Richard Florida—an urban design professor at the University of Toronto, the founding editor of CityLab, and Co.Design contributor—argues that the modern complexities of racial inequality in cities lies, in part, with accessible and affordable housing.
"The inequality, segregation, and sorting of our major cities and metros is a huge problem and is reinforced through a whole gamut of urban structures and policies—from the loss of the middle class and the splitting of our labor force into a small tier of good knowledge jobs and a much broader class of low-paid service jobs, the massive decline of once sturdy middle-class neighborhoods, and the splitting of our cities and metros into areas of concentrated advantaged and concentrated disadvantage, to enormous subsidies to affluent homeowners, exclusionary zoning in the suburbs, and land use restrictions in the urban center that limit denser housing development there, and terribly fraying social compact," he says.
"Overcoming this trifecta of urban and society-wide ills is a tall order. This is a not a problem the magic of the market can solve or that cities and mayors can solve for themselves: It will take a full-on national effort.
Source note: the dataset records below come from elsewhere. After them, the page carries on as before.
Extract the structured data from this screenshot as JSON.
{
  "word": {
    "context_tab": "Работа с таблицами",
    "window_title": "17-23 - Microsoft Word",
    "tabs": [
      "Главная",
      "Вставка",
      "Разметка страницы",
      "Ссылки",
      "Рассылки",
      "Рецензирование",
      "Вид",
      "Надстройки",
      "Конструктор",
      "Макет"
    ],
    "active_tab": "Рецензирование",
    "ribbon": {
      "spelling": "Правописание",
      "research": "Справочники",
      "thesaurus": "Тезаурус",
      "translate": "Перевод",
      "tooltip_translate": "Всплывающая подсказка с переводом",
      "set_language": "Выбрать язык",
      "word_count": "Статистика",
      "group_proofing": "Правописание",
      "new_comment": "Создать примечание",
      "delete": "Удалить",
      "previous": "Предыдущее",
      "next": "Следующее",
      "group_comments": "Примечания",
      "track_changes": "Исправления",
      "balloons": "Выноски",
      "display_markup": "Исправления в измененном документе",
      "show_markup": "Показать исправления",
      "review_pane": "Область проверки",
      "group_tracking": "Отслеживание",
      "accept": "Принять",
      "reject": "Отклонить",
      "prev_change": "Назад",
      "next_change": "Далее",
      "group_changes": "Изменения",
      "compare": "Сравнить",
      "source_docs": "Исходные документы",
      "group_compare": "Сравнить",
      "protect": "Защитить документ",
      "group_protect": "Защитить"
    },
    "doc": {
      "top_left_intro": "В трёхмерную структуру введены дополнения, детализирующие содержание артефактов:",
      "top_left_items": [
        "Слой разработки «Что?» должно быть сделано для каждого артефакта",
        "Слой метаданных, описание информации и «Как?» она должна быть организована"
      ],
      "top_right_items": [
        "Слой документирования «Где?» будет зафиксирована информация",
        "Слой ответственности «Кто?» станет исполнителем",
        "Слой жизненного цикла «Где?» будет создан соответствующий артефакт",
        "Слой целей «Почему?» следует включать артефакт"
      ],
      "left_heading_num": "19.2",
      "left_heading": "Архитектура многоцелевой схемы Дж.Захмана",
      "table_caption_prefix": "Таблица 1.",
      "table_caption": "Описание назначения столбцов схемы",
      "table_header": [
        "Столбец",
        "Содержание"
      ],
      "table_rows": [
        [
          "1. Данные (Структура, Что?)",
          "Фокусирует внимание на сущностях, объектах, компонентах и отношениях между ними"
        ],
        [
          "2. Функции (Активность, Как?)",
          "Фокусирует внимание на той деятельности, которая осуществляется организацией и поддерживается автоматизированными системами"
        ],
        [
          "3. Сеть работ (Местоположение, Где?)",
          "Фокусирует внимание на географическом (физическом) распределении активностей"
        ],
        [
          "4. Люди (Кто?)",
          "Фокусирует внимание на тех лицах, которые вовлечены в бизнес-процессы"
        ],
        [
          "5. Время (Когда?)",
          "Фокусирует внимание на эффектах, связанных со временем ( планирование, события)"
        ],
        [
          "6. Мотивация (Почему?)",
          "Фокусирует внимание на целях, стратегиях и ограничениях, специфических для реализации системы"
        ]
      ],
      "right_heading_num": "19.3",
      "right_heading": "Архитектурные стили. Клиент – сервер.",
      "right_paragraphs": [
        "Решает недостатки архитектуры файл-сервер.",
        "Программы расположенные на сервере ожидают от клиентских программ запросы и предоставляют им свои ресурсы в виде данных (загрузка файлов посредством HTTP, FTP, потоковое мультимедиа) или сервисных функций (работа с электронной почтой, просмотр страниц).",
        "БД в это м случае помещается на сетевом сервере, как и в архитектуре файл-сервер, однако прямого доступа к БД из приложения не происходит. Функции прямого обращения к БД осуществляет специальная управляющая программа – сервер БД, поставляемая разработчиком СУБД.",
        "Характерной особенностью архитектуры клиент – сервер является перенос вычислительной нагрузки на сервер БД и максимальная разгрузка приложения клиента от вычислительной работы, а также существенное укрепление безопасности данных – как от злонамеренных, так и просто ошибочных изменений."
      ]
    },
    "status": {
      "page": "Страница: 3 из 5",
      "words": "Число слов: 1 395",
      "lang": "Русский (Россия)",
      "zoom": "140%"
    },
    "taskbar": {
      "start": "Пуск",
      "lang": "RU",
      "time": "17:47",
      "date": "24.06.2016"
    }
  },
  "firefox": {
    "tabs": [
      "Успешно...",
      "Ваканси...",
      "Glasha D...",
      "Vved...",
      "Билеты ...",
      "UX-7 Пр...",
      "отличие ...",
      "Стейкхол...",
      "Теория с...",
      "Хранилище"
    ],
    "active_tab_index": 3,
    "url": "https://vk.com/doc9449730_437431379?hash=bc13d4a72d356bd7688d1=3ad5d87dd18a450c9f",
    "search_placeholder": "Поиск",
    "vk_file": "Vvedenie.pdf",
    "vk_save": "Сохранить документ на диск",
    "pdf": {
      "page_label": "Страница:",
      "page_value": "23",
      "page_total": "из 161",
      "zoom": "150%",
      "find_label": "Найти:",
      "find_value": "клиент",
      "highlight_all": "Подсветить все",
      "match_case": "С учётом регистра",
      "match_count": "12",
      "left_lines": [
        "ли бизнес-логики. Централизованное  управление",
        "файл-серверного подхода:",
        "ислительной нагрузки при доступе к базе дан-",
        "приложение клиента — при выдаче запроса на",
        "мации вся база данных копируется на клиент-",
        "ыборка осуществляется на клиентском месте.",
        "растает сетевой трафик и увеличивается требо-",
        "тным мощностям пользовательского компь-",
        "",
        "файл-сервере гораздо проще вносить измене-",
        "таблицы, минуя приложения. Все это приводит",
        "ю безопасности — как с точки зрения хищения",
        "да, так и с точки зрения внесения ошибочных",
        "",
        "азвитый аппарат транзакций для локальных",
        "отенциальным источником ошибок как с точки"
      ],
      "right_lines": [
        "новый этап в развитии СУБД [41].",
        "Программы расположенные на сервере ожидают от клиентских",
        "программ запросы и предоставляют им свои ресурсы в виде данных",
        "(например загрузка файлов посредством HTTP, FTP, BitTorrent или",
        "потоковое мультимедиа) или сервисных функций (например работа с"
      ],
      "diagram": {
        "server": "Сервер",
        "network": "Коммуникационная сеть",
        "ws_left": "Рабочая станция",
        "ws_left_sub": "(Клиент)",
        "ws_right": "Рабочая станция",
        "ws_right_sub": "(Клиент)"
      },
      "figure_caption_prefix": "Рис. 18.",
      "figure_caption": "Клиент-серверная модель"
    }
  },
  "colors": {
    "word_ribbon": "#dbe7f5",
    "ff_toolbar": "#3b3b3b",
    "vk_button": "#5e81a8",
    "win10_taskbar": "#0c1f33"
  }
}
And that effort has to work on both sides of the problem—creating jobs, rebuilding the safety net, bolstering incomes, and providing more accessible and affordable housing.
"On the demand side, this means a new, higher minimum wage policy hinged to local costs of living, a guaranteed minimum income to give people a basic means to live, a massive effort to transform low-wage service jobs into higher paying middle-class ones, and on the supply side, transferring the massive subsidies for home ownership to affordable rental housing and renters that need it and shifting from subsidies to cars, roads, and highways to transit and denser transit-oriented development, as well as ensuring that our land use and zoning policies are reformed to allow the kind of dense, clustered development that promotes innovation and economic growth, while generating jobs and raising living standards."